No valorarnos nos lleva a desconfiar de todo y, por supuesto, de nosotros mismos. Tenemos a nuestro alcance regalos que nos hace la vida y los deshechamos.
Quizá estamos tan acostumbrados a lo negativo, a recibir desengaños, golpes de la vida y de otras personas, que cuando llega lo nuevo el efecto sorpresa nos deja paralizados y, como de costumbre, negamos lo que nos encontramos.
No hemos podido valorar en su justa medida en el momento decisivo lo que nos ofreció la vida y justo después, como ocurre con las películas o los concursos de televisión, se nos muestra la solución y comprobamos que no era tal como habíamos pensado.
Es verdad que muchas veces la envoltura no es la más inspiradora y otras no lo es el portador del regalo, sin embargo, tropiezo a tropiezo nos vamos conociendo más, vamos reconociendo las anclas que nos impiden ser libres para que las trascendamos siendo conscientes de ellas, ya que es parte del proceso de transformación.
Es necesario ser justos con nosotros y reconocer que los cambios, cuando se ha creado una personalidad durante muchos años y grabado con el fuego del dolor tantas emociones y traumas, precisamos un tiempo para liberarlas. Es parte del entrenamiento recoger el premio a un esfuerzo y un trabajo de transformación llevado a cabo durante mucho tiempo.

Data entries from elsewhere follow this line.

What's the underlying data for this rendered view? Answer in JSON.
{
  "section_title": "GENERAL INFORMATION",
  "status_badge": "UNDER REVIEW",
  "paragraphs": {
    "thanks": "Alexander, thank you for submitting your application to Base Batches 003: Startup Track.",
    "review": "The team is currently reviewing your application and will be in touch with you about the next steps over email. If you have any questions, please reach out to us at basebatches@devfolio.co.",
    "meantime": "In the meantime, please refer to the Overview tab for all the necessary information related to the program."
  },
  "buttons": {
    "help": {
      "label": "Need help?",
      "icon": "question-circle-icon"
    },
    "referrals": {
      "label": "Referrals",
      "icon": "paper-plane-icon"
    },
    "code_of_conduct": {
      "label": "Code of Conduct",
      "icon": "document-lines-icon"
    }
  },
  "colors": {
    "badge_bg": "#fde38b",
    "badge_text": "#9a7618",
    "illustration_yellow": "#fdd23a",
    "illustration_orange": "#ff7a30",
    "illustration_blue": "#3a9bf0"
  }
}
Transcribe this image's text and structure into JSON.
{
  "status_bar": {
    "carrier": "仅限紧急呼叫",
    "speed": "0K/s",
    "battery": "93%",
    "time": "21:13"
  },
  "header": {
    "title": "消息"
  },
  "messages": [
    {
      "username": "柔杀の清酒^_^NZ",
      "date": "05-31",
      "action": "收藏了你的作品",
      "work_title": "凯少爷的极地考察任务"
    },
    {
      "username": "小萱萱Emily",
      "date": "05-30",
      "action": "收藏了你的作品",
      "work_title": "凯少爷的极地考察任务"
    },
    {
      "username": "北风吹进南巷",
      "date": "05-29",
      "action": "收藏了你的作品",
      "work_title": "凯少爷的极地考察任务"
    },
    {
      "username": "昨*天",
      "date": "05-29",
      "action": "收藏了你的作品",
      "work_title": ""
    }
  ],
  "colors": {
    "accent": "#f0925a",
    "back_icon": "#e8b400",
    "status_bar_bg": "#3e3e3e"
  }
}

En nuestra vida se forma una transición que produce un vacío existencial que busca mirar atrás, no porque cualquier pasado fuera mejor, sino por no tener una referencia clara en el futuro. De ahí que sea tan importante tener un horizonte al que dirigirse.
Es en esta fase cuando se da el proceso de incertidumbre y si queda dolor emocional en nuestro interior, no hay una respuesta asertiva para aceptar lo que nos viene dado.
Seamos justos con nosotros pero no descansemos. No nos distraigamos con el ruido exterior.